Selenomethionine from the diet can be unspecifically incorporated into proteins in place of the sulfur-containing amino acid methionine, whilst selenocysteine is available for incorporation into the peptide chain of selenium-dependent proteins and enzymes. Inorganic selenite and selenate are used as precursors for the synthesis of selenocysteine. Selenium is excreted primarily via the kidneys; excretion depends on both the selenium status of the individual and on oral intakes. In contrast to other trace elements, like iron, copper and zinc, whose balance is controlled mainly via absorption from the small intestine, selenium is regulated above all by excretion via the kidneys, and in the case of excessive selenium, through respiration (54).

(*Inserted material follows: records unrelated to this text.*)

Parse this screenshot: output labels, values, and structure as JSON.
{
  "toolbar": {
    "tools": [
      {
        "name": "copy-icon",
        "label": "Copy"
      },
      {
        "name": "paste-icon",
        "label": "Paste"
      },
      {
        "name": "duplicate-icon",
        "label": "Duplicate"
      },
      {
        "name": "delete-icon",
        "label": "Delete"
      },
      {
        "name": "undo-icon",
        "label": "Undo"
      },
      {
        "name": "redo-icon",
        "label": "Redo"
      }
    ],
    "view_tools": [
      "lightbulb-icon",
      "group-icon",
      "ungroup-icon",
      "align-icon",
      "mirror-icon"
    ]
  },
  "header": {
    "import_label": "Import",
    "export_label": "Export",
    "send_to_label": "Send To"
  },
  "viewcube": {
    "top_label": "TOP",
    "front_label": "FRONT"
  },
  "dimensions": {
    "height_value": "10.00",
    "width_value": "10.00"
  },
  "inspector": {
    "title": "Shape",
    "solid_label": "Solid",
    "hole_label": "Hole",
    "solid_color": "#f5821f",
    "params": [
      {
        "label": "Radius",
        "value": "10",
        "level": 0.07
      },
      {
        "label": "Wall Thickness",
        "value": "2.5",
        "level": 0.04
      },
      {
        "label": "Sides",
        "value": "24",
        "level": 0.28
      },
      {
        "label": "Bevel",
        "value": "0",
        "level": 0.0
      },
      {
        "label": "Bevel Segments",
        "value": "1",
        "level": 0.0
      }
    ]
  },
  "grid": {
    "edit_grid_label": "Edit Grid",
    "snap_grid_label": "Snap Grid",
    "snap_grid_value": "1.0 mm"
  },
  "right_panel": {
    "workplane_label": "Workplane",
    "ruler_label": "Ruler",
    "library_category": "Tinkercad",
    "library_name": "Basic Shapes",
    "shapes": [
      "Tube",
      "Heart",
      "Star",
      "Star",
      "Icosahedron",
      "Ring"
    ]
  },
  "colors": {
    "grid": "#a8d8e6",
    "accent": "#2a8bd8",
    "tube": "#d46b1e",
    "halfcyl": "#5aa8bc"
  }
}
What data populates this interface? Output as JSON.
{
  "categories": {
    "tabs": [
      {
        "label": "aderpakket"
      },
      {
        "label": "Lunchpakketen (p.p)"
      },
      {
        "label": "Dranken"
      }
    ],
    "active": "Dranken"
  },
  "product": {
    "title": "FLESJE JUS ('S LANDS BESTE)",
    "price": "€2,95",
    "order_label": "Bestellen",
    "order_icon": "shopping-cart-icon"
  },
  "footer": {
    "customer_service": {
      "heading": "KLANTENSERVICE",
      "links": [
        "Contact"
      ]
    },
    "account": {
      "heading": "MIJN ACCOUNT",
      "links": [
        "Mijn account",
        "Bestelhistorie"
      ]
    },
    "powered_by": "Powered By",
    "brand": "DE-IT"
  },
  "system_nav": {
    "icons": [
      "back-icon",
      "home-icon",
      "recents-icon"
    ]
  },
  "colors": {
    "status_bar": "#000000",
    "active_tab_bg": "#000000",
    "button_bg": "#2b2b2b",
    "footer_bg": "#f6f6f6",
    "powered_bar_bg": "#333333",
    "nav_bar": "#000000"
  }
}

Some observational and intervention studies provided evidence that increased intakes of selenium could help reduce the risk of developing some forms of cancer (55-57) and type 2 diabetes (58). More recent clinical studies investigated these possible associations in greater depth (including in combination with other micro-nutrients): In the SELECT study daily consumption of 200 micrograms of selenomethionine (around 4 times the recommended amount) alone and in combination with vitamin E led to no reduction in the risk for prostate cancer (59). The SU.VI.MAX study revealed that targeted consumption of selenium in combination with vitamins C and E as well as beta-carotene and zinc had no influence on the incidence of chronic diseases such as cancer, diabetes or cardiovascular disease as compared with placebo (60). In this instance, participants with normal blood levels of prostate-specific antigen (one parameter in the diagnosis of prostate carcinoma) appeared to experience a significant reduction for the risk of prostate cancer, while subjects with raised antigen values demonstrated a slight increase in risk (61). This latter could not be observed in the SELECT study (59, 62). Some of the study results relating to a possible association between selenium intakes and the risk for type 2 diabetes are contradictory. Whereas some trials indicated a preventive effect (58, 63), some indicated rather the opposite (64).
Based on the available studies the US Institute of Medicine decided to set the tolerable upper intake levels for selenium in adults at 400 micrograms per day in total from all sources (65). The European Commission’s Scientific Committee on Food defined a UL for adults of 300 micrograms per day in total (66).